Sergio Marciandi was working in Cavandi, Asturias, on August 29 when he spotted a gold necklace among some rocks.
He got word to Pablo Arias, a professor of prehistoric archeology at the University of Cantabria, who recounted the story of the find to CNN on Wednesday.
Arias traveled to the scene along with experts from the Asturias Archaeological Museum and carried out an initial investigation, which uncovered a second necklace that had been broken into several pieces, he said.
“It’s really impressive,” said Arias, who added that the find could boost our understanding of the Iron Age, the period in which they were made.
While other gold necklaces from the Iron Age have been found, most were discovered in the 18th and 19th centuries, when limited archaeological techniques meant much of the information about their provenance was lost, Arias explained.
In this case, the site is intact, giving archaeologists a much better idea of their context, he added.
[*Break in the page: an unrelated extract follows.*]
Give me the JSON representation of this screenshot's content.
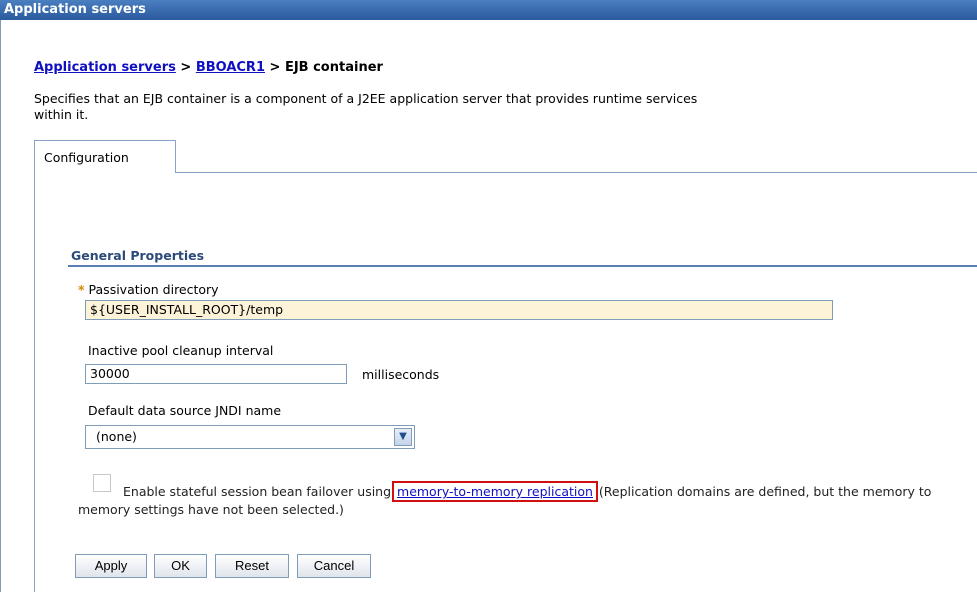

“We have very precise information about where they were found,” said Arias. “It’s quite exceptional.”
The discovery opens up many potential fields of study, he said, which could shed new light on a period about which little is known.
As things stand, the necklaces show signs of wear on areas that would have been in contact with the wearer’s skin and clothes.
“We know that they were used,” said Arias.
Necklaces of this kind were associated with the upper echelons of society, he added, explaining: “Not everyone could afford one of these necklaces.”
Dating the objects is difficult, but Arias believes they are unlikely to be more than 2,500 years old.
The regional government in Asturias praised Marciandi for informing officials of the find straight away, and said in a statement Sunday that the find was “an extraordinary development considering their quality and the skill of the artisans that made them, and most of all for opening a window to the study and knowledge of the most emblematic type of jewelry of Iron Age gold work, which until now had been closed.”